Other Things from Bash

There are also a few shortcuts in bash to re-enter directories that you have been in since you started your bash session. For example, if you are in your projects directory and you need to change to /tmp to do a quick task, you may re-enter your projects directory using:

cd -

This command always takes you back to the last directory you were in.

There are also the little-known *nix commands pushd and popd. These commands build a directory stack, as illustrated by this example:

cody@laptop:/$ pushd .
/ /
cody@laptop:/$ cd ~
cody@laptop:~$ pushd .
~ ~ /
cody@laptop:~$ cd /tmp
cody@laptop:/tmp$ pushd .
/tmp /tmp ~ /
cody@laptop:/tmp$ popd
/tmp ~ /
cody@laptop:/tmp$ popd
~ /
cody@laptop:~$ popd
/
cody@laptop:/$ popd
bash: popd: directory stack empty
cody@laptop:/$

In this example, I move from /, to ~, to /tmp, and use popd to go back to each directory in reverse order.

History

In addition, Bash history provides a way to quickly run any command you've run earlier in your session by typing CTRL-R followed by a few unique letters from the command you've typed before.
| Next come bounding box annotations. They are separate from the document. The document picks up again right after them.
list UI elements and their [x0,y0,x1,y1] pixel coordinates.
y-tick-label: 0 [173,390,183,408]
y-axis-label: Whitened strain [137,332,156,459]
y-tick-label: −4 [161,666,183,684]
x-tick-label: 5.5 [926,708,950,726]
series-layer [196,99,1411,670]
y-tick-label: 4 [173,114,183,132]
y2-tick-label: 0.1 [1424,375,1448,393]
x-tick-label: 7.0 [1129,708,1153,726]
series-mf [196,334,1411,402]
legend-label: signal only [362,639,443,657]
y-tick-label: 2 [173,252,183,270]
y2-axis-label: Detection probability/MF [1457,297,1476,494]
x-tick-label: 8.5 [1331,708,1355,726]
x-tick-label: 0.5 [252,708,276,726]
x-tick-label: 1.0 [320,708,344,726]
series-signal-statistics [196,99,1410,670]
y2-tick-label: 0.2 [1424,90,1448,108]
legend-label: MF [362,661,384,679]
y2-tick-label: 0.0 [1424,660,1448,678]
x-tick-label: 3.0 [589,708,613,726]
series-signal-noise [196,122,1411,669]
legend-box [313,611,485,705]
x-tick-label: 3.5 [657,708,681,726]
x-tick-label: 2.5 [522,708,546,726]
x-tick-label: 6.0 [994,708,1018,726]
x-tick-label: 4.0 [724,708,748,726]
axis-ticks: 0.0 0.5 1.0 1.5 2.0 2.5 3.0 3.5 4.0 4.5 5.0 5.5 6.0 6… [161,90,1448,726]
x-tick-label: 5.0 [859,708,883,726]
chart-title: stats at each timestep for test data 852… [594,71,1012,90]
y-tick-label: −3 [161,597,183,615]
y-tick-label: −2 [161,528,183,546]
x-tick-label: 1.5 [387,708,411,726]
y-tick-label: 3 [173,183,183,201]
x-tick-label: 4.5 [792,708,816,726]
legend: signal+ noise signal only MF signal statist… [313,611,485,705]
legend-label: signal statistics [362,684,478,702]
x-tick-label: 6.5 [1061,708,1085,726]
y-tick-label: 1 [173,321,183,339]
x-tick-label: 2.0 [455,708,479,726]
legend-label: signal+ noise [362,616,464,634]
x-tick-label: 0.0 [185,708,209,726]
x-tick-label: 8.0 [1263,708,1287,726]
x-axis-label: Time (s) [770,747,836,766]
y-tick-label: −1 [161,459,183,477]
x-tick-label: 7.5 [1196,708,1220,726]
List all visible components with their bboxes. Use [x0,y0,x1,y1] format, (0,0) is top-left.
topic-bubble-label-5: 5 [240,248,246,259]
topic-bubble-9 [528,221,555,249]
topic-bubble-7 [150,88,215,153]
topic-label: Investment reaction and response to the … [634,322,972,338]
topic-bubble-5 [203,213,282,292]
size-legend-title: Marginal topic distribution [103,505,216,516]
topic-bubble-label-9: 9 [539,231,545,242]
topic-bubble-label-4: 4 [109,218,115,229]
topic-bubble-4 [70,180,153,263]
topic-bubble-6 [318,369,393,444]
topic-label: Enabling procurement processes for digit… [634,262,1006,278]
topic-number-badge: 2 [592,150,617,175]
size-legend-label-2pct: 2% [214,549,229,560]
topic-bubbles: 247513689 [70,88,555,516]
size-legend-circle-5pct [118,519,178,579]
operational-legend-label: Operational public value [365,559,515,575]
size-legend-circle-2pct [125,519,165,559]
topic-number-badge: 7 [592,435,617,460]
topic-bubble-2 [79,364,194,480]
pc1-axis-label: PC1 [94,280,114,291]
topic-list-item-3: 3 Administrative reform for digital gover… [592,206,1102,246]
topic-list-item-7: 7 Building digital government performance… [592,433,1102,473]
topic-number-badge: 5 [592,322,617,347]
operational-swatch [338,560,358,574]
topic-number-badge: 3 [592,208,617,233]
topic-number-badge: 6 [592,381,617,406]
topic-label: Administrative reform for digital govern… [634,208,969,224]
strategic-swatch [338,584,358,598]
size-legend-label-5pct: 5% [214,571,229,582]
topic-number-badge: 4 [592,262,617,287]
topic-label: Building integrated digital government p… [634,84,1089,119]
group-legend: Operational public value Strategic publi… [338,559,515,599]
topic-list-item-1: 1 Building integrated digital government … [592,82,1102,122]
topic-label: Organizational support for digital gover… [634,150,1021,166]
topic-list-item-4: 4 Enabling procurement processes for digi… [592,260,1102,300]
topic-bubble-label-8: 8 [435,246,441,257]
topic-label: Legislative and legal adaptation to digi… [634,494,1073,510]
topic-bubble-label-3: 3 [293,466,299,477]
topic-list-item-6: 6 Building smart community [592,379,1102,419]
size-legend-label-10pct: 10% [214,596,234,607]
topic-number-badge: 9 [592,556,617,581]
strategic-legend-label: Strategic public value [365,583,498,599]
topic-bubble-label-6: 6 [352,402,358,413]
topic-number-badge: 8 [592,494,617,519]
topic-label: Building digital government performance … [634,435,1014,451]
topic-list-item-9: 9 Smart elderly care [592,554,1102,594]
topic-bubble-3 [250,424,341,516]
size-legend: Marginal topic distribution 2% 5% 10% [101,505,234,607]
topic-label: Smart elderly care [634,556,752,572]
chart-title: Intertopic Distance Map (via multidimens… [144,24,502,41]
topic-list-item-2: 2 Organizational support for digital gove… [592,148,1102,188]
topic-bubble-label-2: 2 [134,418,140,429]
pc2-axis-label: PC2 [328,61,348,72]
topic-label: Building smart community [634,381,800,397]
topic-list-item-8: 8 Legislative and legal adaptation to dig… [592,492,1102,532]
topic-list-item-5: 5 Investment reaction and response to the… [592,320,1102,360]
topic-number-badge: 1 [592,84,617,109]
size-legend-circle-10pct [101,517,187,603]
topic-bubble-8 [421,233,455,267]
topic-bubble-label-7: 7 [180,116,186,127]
If I had ran the command "cd /usr/lib/python2.6/site-packages" several minutes ago, and I need to get back to my site-packages folder, I can type "site" and it will likely find the "cd" command in the Bash history (unless I had more recently typed a command with the word "site" in it, in which you can hit CTRL-R again to match commands further back in the history).

Another bash trick that is very time-saving is to use ALT+. to repeat the last word of the last command typed. For example, say I'm looking for a file, so I run:

ls ~/projects/python/codysoyland.com

After I see the file I'm looking for, now I want to cd to the directory and start working, so I just type "cd " and hit ALT+. to insert the path I typed in the last command.